Darüber hinaus verpflichte der Anwaltsvertrag den Anwalt nur innerhalb der Rechtsordnung tätig zu werden. Insbesondere darf er nicht gegen diese verstoßen, indem er Tatsachen gegenüber den Behörden verschweigt, nur damit der Mandant einen Vorteil gewinnt. Der Vertrag könne auf die Vermeidung von Straftaten gerichtet sein, nicht aber darauf, die Früchte einer solchen Tat zu sichern. Insofern hätte der Beklagte einem Verlangen der Klägerin, die an ihren Mann geleisteten Darlehensraten gewinnmindernd als Anwaltshonorar abzusetzen, nicht folgen dürfen, wenn er bereits zu dieser Zeit als ihr Anwalt tätig gewesen wäre.  Es hätte gar ein Mitwirkungsverbot bestanden. Daher könne ein schutzwürdiges Interesse auf Schadensersatz nicht bestehen, wenn durch fahrlässige Pflichtverletzung des Anwalts eine dem Mandanten vorwerfbare Steuerhinterziehung aufgedeckt würde, auch wenn der Zweck des Mandats Schutz vor der Strafverfolgung sei.

Resümee

Die Entscheidung des BGH zeigt, dass die Grenze der steuerberatenden Tätigkeit in der Rechtsordnung selbst liegt. Der Beratende darf nicht die rechtswidrigen Steuervorteile zu sichern versuchen, auch wenn das dem Wunsch und den Weisungen der Mandanten entspricht. Er darf dann von den Wunsch dem Sinn des Auftrages entsprechend abweichen und den Schutz vor der Strafverfolgung anstreben, nachdem er Rücksprache mit den Mandanten hielt. Sonst verhält er sich vertragsbrüchig. Dass eine fahrlässige Selbstanzeige keinen ersatzfähigen Schaden verursachen kann, wiederholt der BGH lediglich, da nur ein schutzwürdiges Interesse an einem Vorteil nach dem Gesetz selbst bestehen kann, wenn dieser rechtmäßig gewonnen wurde. Schutz vor Strafverfolgung heißt eben nur Vermeidung der Begehung von Straftaten und Schutz vor Strafverfolgung im Rahmen der Rechtsordnung, nicht aber Verschleierung der Tat und Sicherung der rechtswidrig erlangten Vorteile.

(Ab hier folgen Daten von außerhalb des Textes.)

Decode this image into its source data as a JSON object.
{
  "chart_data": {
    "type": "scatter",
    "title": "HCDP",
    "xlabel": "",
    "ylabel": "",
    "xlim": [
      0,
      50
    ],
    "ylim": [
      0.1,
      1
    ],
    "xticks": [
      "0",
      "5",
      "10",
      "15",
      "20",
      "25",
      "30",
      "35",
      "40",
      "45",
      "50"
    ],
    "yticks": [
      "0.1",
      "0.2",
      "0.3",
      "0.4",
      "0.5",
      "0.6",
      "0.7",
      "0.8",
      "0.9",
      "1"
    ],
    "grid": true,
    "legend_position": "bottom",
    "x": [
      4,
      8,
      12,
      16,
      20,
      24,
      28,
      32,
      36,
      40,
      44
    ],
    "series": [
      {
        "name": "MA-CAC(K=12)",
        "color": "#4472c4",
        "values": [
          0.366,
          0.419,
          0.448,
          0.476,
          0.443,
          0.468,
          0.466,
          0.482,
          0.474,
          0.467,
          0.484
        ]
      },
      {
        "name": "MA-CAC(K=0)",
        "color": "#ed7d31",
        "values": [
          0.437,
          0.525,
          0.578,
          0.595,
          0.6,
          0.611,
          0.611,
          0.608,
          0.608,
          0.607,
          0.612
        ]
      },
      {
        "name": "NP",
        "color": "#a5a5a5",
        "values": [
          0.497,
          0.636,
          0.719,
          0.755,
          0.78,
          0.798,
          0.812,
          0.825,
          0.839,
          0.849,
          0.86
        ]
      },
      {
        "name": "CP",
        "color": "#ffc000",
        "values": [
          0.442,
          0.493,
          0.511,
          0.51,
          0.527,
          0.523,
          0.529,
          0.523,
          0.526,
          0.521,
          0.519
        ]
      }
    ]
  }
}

Interessant wäre die Konstellation, wenn die Selbstanzeige vorsätzlich entgegen der Absprache versendet werden würde. Hier will der Berater den Vermögensnachteil für den Mandanten gerade herbeiführen. Dadurch könnte das Interesse des Mandanten, nicht entdeckt zu werden, höher gewichtet werden, wodurch eine Schadensersatzpflicht durchaus denkbar wäre.